At fact, in the correct amounts, cannabis may make individuals feel less tired and even drive them to exercise more. Low (or microdoses) of THC may elevate and invigorate, yet smoking too much can be sedating and soothing.
A research published in 2021 shed some light on cannabis as a motivator.
“There have been no human research on the effects of legal market cannabis on exercise experience,” said Laurel Gibson, a PhD student in the Department of Psychology and Neuroscience and the study’s lead author.
“Cannabis is often linked to a loss of drive — the caricature of couch-lock and lethargy,” she says.
“At the same time, we’re hearing more and more anecdotal tales of individuals combining it with anything from golfing and yoga to snowboarding and jogging.”
In fact, according to a CU Boulder research, 80 percent of marijuana users mix it with exercise, with 52 percent saying that it helps them stay motivated and 70 percent saying it makes exercise more fun.
Using The Right Cannabis Products & Strains
However, you may try a variety of cannabis products to see which one works best for you.

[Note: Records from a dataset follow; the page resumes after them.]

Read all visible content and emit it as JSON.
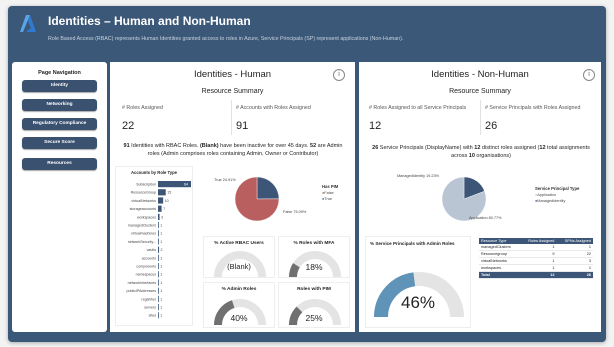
{
  "header": {
    "title": "Identities – Human and Non-Human",
    "subtitle": "Role Based Access (RBAC) represents Human Identities granted access to roles in Azure, Service Principals (SP) represent applications (Non-Human)."
  },
  "nav": {
    "title": "Page Navigation",
    "items": [
      "Identity",
      "Networking",
      "Regulatory Compliance",
      "Secure Score",
      "Resources"
    ]
  },
  "human": {
    "title": "Identities - Human",
    "summary_title": "Resource Summary",
    "roles_assigned_label": "# Roles Assigned",
    "roles_assigned_value": "22",
    "accounts_label": "# Accounts with Roles Assigned",
    "accounts_value": "91",
    "note_parts": {
      "a": "91",
      "b": " Identities with RBAC Roles. ",
      "c": "(Blank)",
      "d": " have been inactive for over 45 days. ",
      "e": "52",
      "f": " are Admin roles (Admin comprises roles containing Admin, Owner or Contributor)"
    },
    "bar_chart": {
      "title": "Accounts by Role Type",
      "rows": [
        {
          "label": "Subscription",
          "value": 64
        },
        {
          "label": "ResourceGroup",
          "value": 15
        },
        {
          "label": "virtualNetworks",
          "value": 10
        },
        {
          "label": "storageaccounts",
          "value": 7
        },
        {
          "label": "workspaces",
          "value": 3
        },
        {
          "label": "managedClusters",
          "value": 1
        },
        {
          "label": "virtualmachines",
          "value": 1
        },
        {
          "label": "networkSecurity...",
          "value": 1
        },
        {
          "label": "vaults",
          "value": 2
        },
        {
          "label": "accounts",
          "value": 1
        },
        {
          "label": "components",
          "value": 1
        },
        {
          "label": "namespaces",
          "value": 1
        },
        {
          "label": "networkInterfaces",
          "value": 1
        },
        {
          "label": "publicIPAddresses",
          "value": 1
        },
        {
          "label": "registries",
          "value": 1
        },
        {
          "label": "servers",
          "value": 1
        },
        {
          "label": "sites",
          "value": 1
        }
      ]
    },
    "pim_pie": {
      "legend_title": "Has PIM",
      "false_label": "False",
      "true_label": "True",
      "true_text": "True 24.91%",
      "false_text": "False 75.09%",
      "true_pct": 24.91,
      "false_pct": 75.09,
      "true_color": "#3d5678",
      "false_color": "#b95f5f"
    },
    "gauges": {
      "active_rbac": {
        "title": "% Active RBAC Users",
        "value": "(Blank)",
        "pct": 0
      },
      "mfa": {
        "title": "% Roles with MFA",
        "value": "18%",
        "pct": 18
      },
      "admin": {
        "title": "% Admin Roles",
        "value": "40%",
        "pct": 40
      },
      "pim": {
        "title": "Roles with PIM",
        "value": "25%",
        "pct": 25
      }
    }
  },
  "nonhuman": {
    "title": "Identities - Non-Human",
    "summary_title": "Resource Summary",
    "roles_all_sp_label": "# Roles Assigned to all Service Principals",
    "roles_all_sp_value": "12",
    "sp_roles_label": "# Service Principals with Roles Assigned",
    "sp_roles_value": "26",
    "note_parts": {
      "a": "26",
      "b": " Service Principals (DisplayName) with ",
      "c": "12",
      "d": " distinct roles assigned (",
      "e": "12",
      "f": " total assignments across ",
      "g": "10",
      "h": " organisations)"
    },
    "sp_pie": {
      "legend_title": "Service Principal Type",
      "app_label": "Application",
      "managed_label": "ManagedIdentity",
      "managed_text": "ManagedIdentity 19.23%",
      "app_text": "Application 80.77%",
      "managed_pct": 19.23,
      "app_pct": 80.77,
      "managed_color": "#3d5678",
      "app_color": "#b9c5d3"
    },
    "admin_gauge": {
      "title": "% Service Principals with Admin Roles",
      "value": "46%",
      "pct": 46
    },
    "table": {
      "headers": [
        "Resource Type",
        "Roles Assigned",
        "SPNs Assigned"
      ],
      "rows": [
        [
          "managedClusters",
          "1",
          "1"
        ],
        [
          "Resourcegroup",
          "9",
          "22"
        ],
        [
          "virtualNetworks",
          "1",
          "3"
        ],
        [
          "workspaces",
          "1",
          "1"
        ]
      ],
      "total": [
        "Total",
        "12",
        "26"
      ]
    }
  },
  "colors": {
    "accent": "#3d5678",
    "gauge_fill": "#707070",
    "gauge_bg": "#e4e4e4",
    "sp_gauge_fill": "#5f94b8"
  }
}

For some who find THC to be ineffective even at low levels, CBD products have been found in trials to help with daytime drowsiness. CBD is non-intoxicating and may be taken first thing in the morning to improve your energy. There is no one-size-fits-all approach for marijuana dosages and tiredness relief, but with so many great options, some trial and error will undoubtedly help you discover what works best for you.
The “effects of too much caffeine on athletic performance” is a study that has been released. It says that cannabis is the best energy booster, and coffee and energy drinks are not as effective.